苦手だった部長
その時の部長は凄く冷たくて、いつもインテリ独特のオーラを張り巡らせている人だった。
飲みに誘っても来ることは無いし、忘年会などでも一人で淡々と飲むようなタイプ。
俺はよく怒られていたこともあり、凄く苦手だった。
※
ある日のこと、部長の解雇を伝える社内メールが全員に届いた。
あのむかつく部長が居なくなる!!
そう心の中でガッツポーズしたのは、俺だけではなかったはずだ。
※
それから一週間後、部長の最後の出勤日。
退社のセレモニーが終わるとみんなそそくさと帰って行ったが、部長と俺だけは居残って仕事を片付けていた。

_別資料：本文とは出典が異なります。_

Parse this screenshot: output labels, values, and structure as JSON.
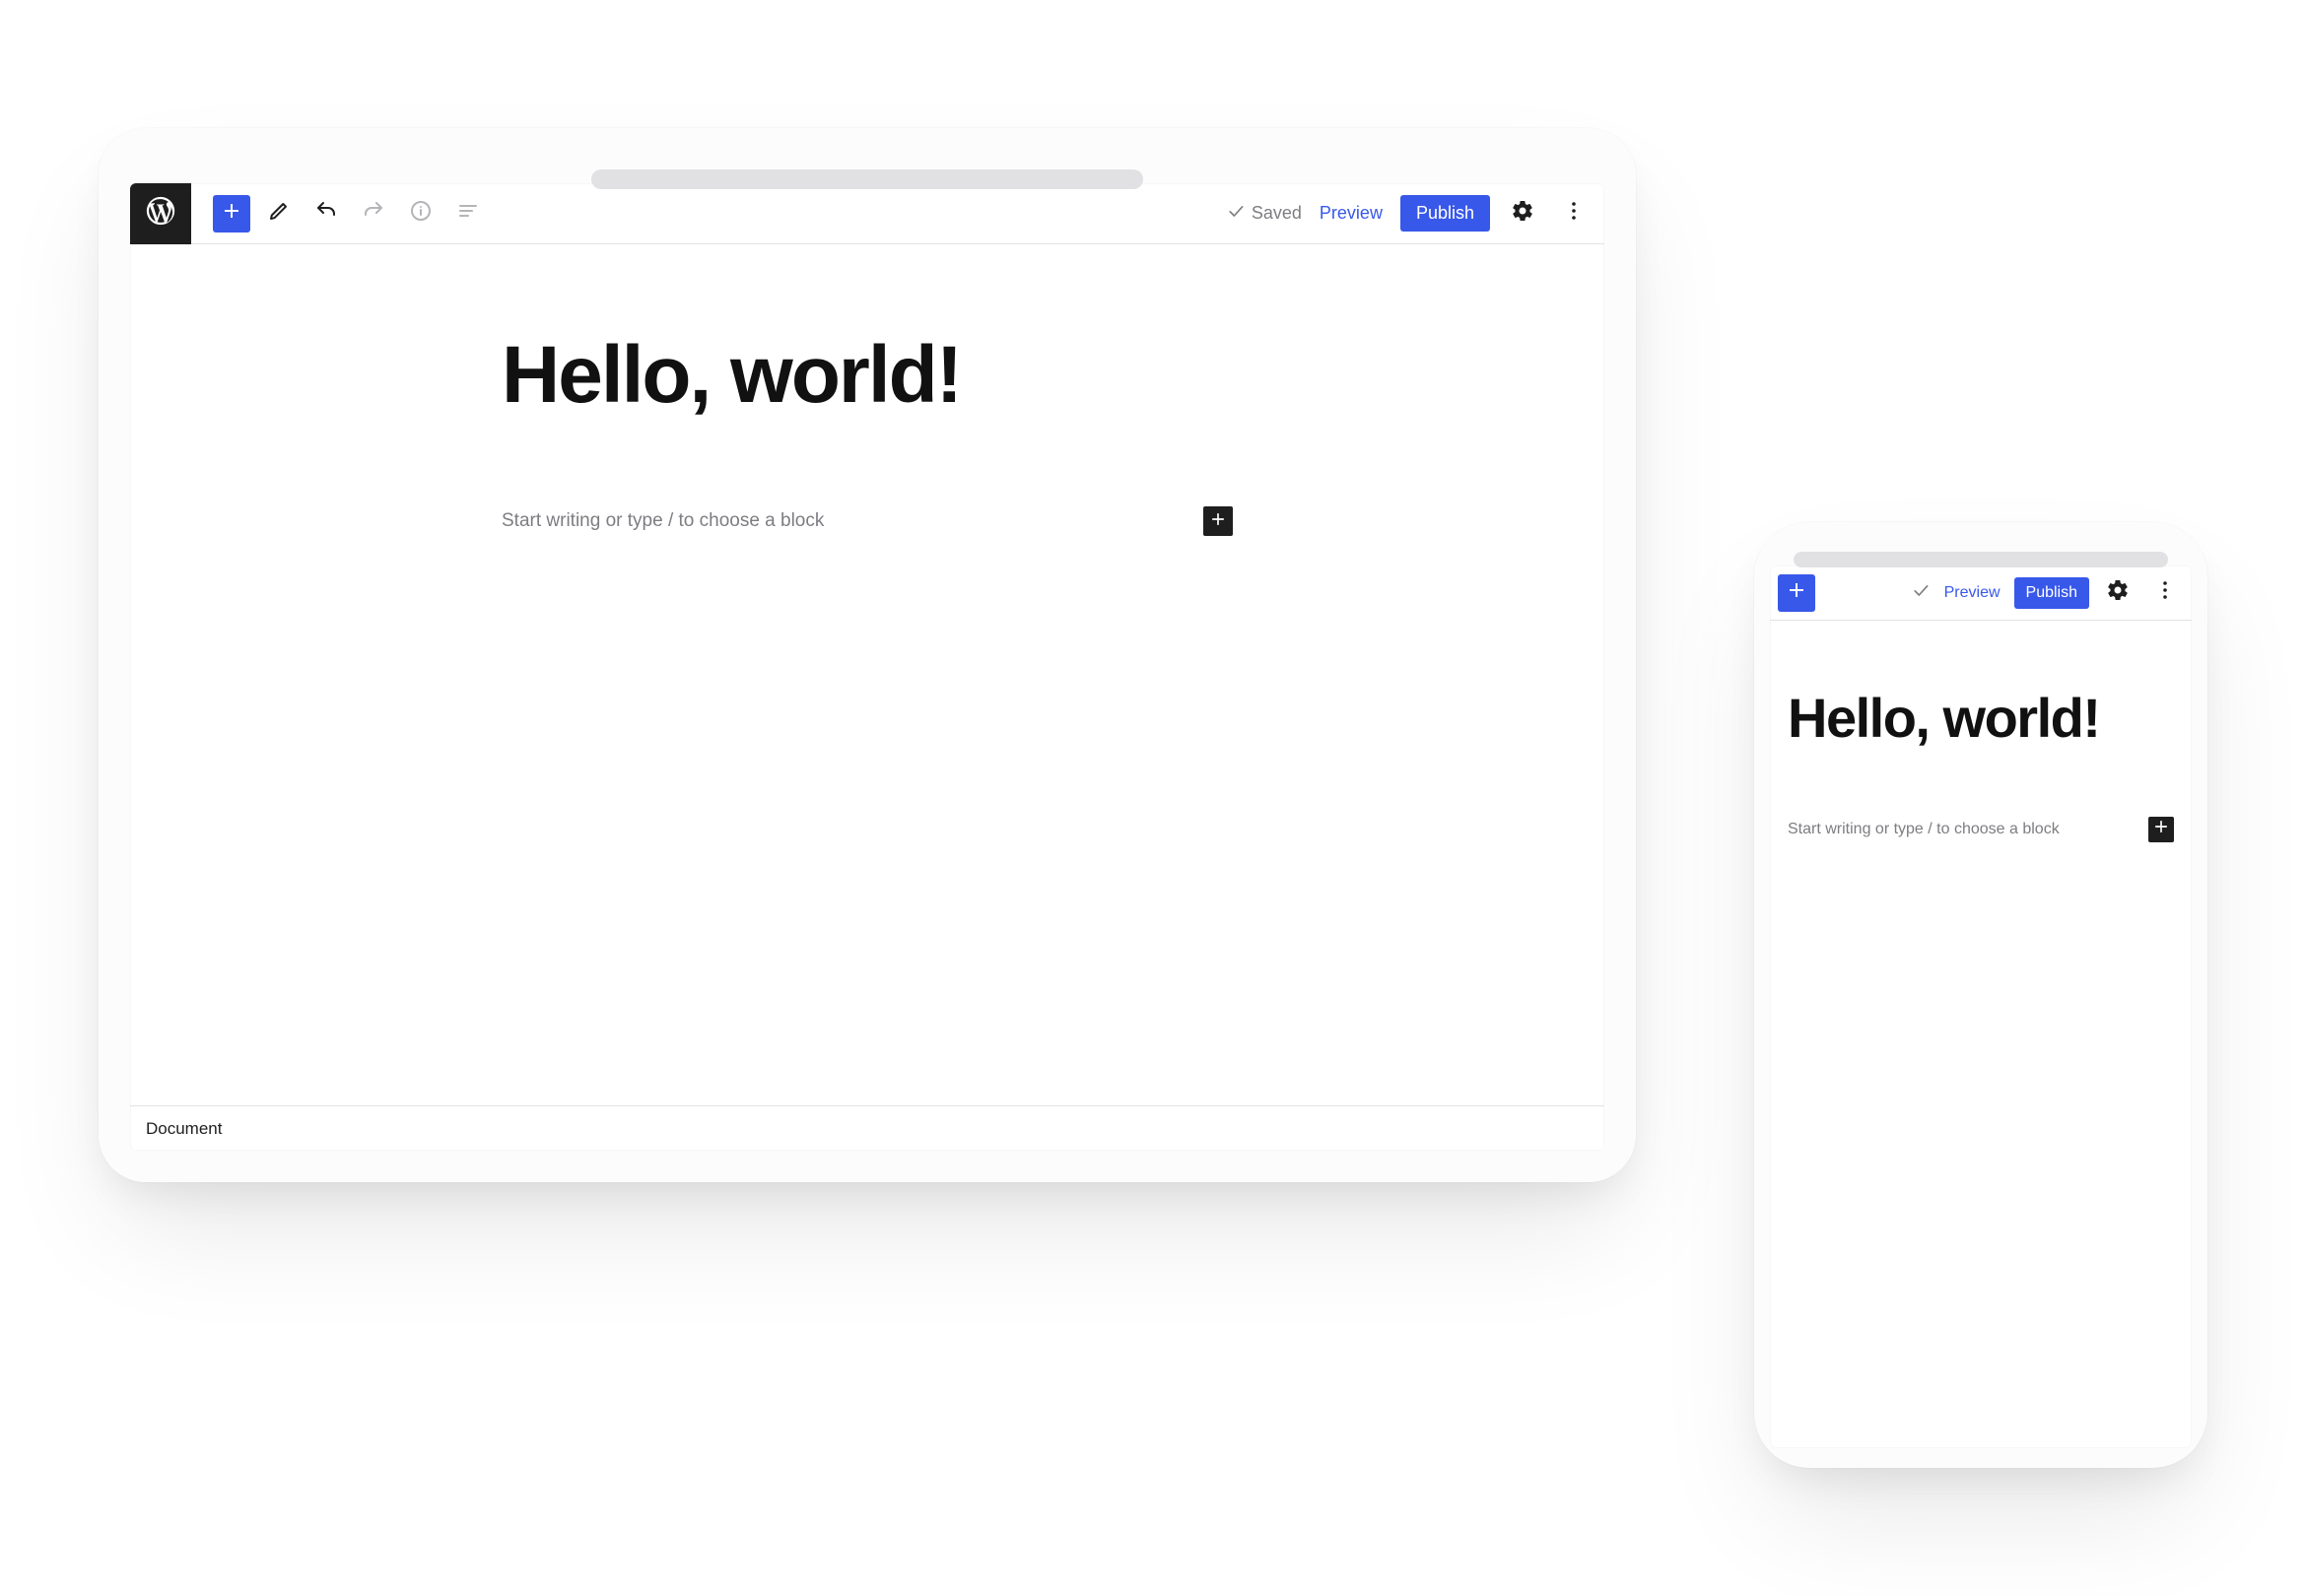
{
  "tablet": {
    "toolbar": {
      "saved_label": "Saved",
      "preview_label": "Preview",
      "publish_label": "Publish"
    },
    "post": {
      "title": "Hello, world!",
      "block_placeholder": "Start writing or type / to choose a block"
    },
    "footer": {
      "breadcrumb": "Document"
    }
  },
  "phone": {
    "toolbar": {
      "preview_label": "Preview",
      "publish_label": "Publish"
    },
    "post": {
      "title": "Hello, world!",
      "block_placeholder": "Start writing or type / to choose a block"
    }
  },
  "colors": {
    "accent": "#3858E9",
    "text": "#1e1e1e",
    "muted": "#7d7d82"
  }
}
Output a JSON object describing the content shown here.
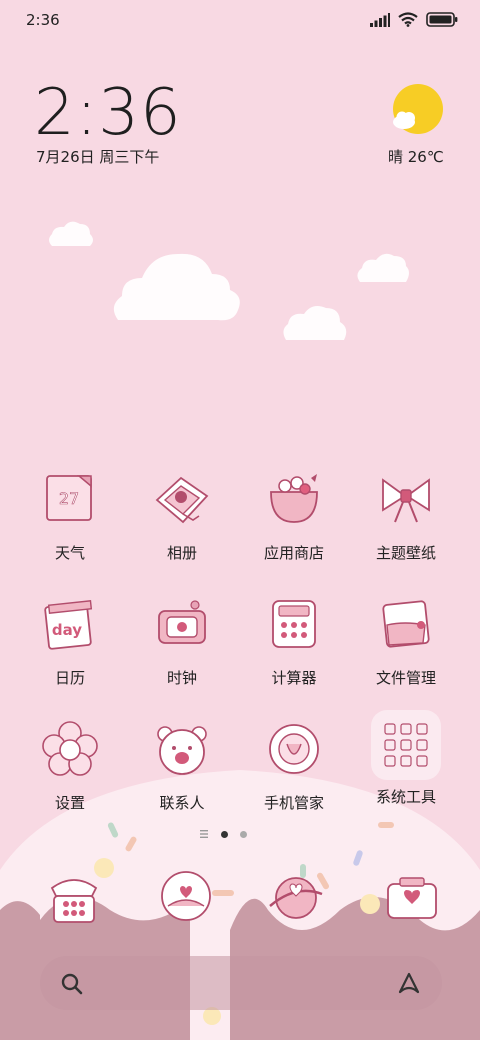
{
  "status": {
    "time": "2:36"
  },
  "widget": {
    "clock": "2:36",
    "date": "7月26日 周三下午",
    "weather": "晴 26℃"
  },
  "apps": [
    {
      "label": "天气",
      "icon": "calendar-27-icon",
      "badge": "27"
    },
    {
      "label": "相册",
      "icon": "photo-envelope-icon"
    },
    {
      "label": "应用商店",
      "icon": "shopping-bag-icon"
    },
    {
      "label": "主题壁纸",
      "icon": "bow-icon"
    },
    {
      "label": "日历",
      "icon": "day-calendar-icon",
      "badge": "day"
    },
    {
      "label": "时钟",
      "icon": "clock-box-icon"
    },
    {
      "label": "计算器",
      "icon": "calculator-icon"
    },
    {
      "label": "文件管理",
      "icon": "folder-icon"
    },
    {
      "label": "设置",
      "icon": "flower-icon"
    },
    {
      "label": "联系人",
      "icon": "bear-icon"
    },
    {
      "label": "手机管家",
      "icon": "shield-donut-icon"
    },
    {
      "label": "系统工具",
      "icon": "folder-grid-icon"
    }
  ],
  "dock": [
    {
      "name": "phone",
      "icon": "telephone-icon"
    },
    {
      "name": "messages",
      "icon": "chat-bubble-icon"
    },
    {
      "name": "browser",
      "icon": "planet-icon"
    },
    {
      "name": "camera",
      "icon": "camera-icon"
    }
  ],
  "search": {
    "left_icon": "search-icon",
    "right_icon": "assistant-icon"
  }
}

送別会の開催も自ら断った部長を苦々しく思っていると、珍しく専務から呼び出された。
しぶしぶ専務室に行くと、課長と専務が待ち構えていた。
俺はそこで初めて課長から、部長解雇の真相を聞いた。
原因は俺だった。俺のミスの責任を全て部長が被ってくれたらしい。
※
話を聞いてたまらなくなった俺は急いで部署に戻ったが、部長の姿は既に無かった。
ふと自分の机の上を見ると、封の開いた買い置きのタバコ。既に一本無くなっている。
横に添えられたメモにはこう書いてあった。
「これぐらいは頂いても良いはずだ」
俺にとっては無くなったその一本が、思い出の一本です。